The project is done by following Multi-tier Architecture (such as separating concerns into layers like Controller, Service, and Repository), the main design principle I'm following is Separation of Concerns (SoC).
Separation of Concerns (SoC): This is the primary principle I'm following with multi-tier architecture. Each layer (Controller, Service, Repository) has its own responsibility:
- Controller: Handles incoming HTTP requests.
- Service: Contains business logic.
- Repository/DAO: Manages data persistence and interaction with the database.
DRY principle aims to reduce duplication in code, ensuring that any piece of logic, data, or behavior is implemented in only one place. This makes code easier to maintain, less error-prone, and more scalable.
UserServiceImpl.java class not fully following DRY principle. Because I'm using ResourceNotFoundException multiple place where duplication occurs.
CategoryServiceImpl.java class completely following DRY principle. Instead of repeating this logic in every method (e.g., getCategoryById, deleteCategory, updateCategory), I call findCategoryByIdOrThrow method to streamline the process and ensure consistency.
The goal is to avoid over-engineering. The KISS principle (Keep It Simple, Stupid) is about focusing on simplicity, clarity, and efficiency, using only what is necessary to meet the requirements. The hole project follows the KISS principle. No over engineering uses on the project.
This project not following all 5 of them but 2 of them are following such as:
- Following:
- SRP (Single Responsibility Principle): Each class has one responsibility.
- LSP (Liskov Substitution Principle): Interfaces are implemented correctly.
- ISP (Interface Segregation Principle): No unnecessary methods in interfaces.
- Partially Following:
- DIP (Dependency Inversion Principle): Good use of dependency injection, but could benefit from more abstraction in some areas.
- Not Fully Following:
- OCP (Open/Closed Principle): Modifying classes may be necessary for adding new features. Introducing extensions could improve this.

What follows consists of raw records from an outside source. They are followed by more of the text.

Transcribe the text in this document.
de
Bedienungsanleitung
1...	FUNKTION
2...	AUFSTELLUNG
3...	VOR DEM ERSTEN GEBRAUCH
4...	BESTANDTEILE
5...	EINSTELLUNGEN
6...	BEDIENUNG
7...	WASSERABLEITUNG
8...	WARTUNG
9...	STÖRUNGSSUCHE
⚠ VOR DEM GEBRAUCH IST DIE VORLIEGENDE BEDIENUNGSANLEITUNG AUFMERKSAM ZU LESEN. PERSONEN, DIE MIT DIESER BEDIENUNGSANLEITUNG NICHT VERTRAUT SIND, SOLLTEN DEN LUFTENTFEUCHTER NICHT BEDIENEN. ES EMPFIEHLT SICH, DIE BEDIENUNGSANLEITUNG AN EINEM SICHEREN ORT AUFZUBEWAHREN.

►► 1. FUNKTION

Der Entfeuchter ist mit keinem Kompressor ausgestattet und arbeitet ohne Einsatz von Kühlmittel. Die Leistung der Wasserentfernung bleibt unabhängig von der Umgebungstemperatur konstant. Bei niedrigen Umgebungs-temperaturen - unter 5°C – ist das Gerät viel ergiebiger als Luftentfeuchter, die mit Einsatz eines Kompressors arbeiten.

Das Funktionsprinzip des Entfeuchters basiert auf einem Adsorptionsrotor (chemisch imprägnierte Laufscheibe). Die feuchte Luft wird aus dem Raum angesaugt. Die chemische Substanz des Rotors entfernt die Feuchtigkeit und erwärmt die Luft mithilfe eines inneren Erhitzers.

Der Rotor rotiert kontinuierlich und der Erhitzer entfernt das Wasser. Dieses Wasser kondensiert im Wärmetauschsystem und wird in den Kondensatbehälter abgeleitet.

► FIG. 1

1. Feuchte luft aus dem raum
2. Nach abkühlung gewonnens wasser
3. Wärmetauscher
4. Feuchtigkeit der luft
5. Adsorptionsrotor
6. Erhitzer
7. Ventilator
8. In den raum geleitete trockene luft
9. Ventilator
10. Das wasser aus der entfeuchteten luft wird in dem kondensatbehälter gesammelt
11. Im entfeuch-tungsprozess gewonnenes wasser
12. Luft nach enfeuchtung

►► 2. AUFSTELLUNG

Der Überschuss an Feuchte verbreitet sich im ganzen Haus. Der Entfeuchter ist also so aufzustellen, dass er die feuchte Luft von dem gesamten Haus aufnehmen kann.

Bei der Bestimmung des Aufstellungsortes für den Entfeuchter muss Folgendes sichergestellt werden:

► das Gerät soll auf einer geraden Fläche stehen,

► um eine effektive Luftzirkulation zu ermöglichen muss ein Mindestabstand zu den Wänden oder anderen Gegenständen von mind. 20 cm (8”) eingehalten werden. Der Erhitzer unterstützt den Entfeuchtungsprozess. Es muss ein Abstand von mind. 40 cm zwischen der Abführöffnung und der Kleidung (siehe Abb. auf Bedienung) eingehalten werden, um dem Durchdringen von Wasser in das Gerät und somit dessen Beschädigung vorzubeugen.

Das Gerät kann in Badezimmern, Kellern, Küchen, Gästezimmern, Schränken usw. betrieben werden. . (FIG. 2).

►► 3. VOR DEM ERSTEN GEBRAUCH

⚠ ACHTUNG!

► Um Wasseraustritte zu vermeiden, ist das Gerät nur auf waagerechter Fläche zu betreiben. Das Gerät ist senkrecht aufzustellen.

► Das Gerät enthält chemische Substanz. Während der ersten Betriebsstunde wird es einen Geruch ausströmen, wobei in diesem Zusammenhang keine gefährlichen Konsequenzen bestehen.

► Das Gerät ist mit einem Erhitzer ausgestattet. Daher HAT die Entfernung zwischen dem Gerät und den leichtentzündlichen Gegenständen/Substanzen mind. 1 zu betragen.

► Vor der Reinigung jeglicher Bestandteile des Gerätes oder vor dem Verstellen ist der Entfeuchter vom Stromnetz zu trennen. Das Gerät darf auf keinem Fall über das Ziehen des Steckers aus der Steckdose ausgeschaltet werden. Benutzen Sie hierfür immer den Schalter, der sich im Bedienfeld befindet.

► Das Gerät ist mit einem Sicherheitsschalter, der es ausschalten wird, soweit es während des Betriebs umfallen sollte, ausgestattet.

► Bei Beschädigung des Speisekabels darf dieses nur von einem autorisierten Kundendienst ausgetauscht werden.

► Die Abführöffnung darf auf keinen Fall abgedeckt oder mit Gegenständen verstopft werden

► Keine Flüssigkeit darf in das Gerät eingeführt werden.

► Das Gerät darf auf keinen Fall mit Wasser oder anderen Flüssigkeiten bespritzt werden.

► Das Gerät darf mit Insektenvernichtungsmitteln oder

Note: However, don’t force SOLID into every corner of your project, especially when simpler, more straightforward solutions suffice.
- Add dependency:
<!-- Core API dependency --> <dependency> <groupId>io.jsonwebtoken</groupId> <artifactId>jjwt-api</artifactId> <version>0.12.6</version> </dependency> <!-- Implementation for runtime functionality --> <dependency> <groupId>io.jsonwebtoken</groupId> <artifactId>jjwt-impl</artifactId> <version>0.12.6</version> <scope>runtime</scope> </dependency> <!-- JSON processing (optional, recommended for Claims) --> <dependency> <groupId>io.jsonwebtoken</groupId> <artifactId>jjwt-jackson</artifactId> <version>0.12.6</version> <scope>runtime</scope> </dependency> - Create class JwtAuthenticationEntryPoint implements AuthenticationEntryPoint: This class will be called when unauthorized user trying to access our APIs.
- Create class JwtTokenHelper: This class will contain lots of methods to perform operations over token like:
- Generating Token
- Validating Token
- Token expired or not
- Create class JwtAuthenticationFilter extends OnceRequestFilter: This class will work like filter before reaching to API.
- Create class JwtAuthResponse: We will hold the token here.
- Configure JWT in Spring Security config: We will configure and tell when to start, where to go & where to take action.
- Create Login API to return token: If user authenticated we will generate token and return it.